Myth: Exercising at night keeps you awake.
The Truth: Hitting the gym or going for a run less than 3 hours before bedtime won’t prevent
you from falling asleep, according to recent research. It may, however, hinder your sleep quality.
Myth: A cup of herbal tea will put you to sleep faster.
The Truth: Though chamomile, lemon balm, hops and passionflower are all touted for their
sleep-promoting properties (and are often found in “sleep-formula” tea blends), their effectiveness hasn’t been proven in
clinical studies, according to the American Academy of Sleep Medicine.
Myth: You can catch up on lost sleep by sleeping in on weekends.
The Truth: If you sleep poorly—or don’t get enough sleep—once or twice a week, you
can make up for it. But after more than a few sleepless nights, it becomes harder to “recover” from lost sleep, says
new research from Penn State.
Myth: Drinking a glass of warm milk will help you fall asleep.

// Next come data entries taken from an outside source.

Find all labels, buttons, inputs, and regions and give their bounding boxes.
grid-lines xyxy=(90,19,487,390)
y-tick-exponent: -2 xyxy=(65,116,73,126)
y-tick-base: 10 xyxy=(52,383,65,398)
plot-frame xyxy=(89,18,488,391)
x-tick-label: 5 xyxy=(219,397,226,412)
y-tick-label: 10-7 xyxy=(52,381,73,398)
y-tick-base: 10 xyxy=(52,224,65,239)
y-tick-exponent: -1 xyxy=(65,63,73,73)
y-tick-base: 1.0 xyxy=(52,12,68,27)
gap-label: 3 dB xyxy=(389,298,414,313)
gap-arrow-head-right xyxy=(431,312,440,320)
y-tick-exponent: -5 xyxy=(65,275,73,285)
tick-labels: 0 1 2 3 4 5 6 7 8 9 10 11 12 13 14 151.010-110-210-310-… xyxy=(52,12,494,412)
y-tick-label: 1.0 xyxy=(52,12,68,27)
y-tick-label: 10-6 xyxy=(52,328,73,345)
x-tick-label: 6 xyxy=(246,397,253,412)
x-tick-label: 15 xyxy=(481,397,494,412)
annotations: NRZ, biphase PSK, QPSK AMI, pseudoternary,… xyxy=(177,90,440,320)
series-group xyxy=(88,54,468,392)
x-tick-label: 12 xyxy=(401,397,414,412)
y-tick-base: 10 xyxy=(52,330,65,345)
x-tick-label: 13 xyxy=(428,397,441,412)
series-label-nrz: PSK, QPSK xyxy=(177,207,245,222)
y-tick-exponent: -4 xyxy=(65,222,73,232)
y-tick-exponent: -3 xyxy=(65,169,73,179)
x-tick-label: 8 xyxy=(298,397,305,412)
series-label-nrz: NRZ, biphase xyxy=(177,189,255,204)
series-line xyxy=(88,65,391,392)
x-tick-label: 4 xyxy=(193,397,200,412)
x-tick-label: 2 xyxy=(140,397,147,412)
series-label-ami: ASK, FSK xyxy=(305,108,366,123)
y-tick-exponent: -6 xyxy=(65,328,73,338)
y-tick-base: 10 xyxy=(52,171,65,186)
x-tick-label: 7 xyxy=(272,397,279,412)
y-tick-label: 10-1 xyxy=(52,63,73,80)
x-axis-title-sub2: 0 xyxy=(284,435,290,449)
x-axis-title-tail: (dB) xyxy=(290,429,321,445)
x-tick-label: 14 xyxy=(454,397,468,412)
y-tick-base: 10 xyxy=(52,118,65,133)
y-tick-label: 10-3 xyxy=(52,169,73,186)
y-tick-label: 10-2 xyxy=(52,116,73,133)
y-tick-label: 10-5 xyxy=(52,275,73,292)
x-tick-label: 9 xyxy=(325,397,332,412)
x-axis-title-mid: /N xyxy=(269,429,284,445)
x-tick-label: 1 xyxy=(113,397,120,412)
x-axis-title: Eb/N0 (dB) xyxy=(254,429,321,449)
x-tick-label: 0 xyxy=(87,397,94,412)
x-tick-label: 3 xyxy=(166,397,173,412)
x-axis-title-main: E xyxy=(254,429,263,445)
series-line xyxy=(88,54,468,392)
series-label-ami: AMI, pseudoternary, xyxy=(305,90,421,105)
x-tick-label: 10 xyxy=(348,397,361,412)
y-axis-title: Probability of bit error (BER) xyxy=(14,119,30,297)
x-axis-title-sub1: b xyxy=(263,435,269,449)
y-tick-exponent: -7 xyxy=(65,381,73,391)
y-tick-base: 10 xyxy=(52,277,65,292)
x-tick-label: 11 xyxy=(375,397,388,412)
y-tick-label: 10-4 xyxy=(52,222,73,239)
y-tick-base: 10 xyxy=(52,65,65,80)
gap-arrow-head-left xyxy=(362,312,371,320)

The Truth: The theory is this: milk contains tryptophan (the amino acid best known for being
in turkey), which when released into the brain produces serotonin—a serenity-boosting neurotransmitter. But when milk was
tested, it failed to affect sleep patterns. “Tryptophan-containing foods don’t produce the hypnotic effects pure tryptophan
does, because other amino acids in those foods compete to get into the brain,” explains Art Spielman, M.D., an insomnia
expert and professor of psychology at the City University of New York.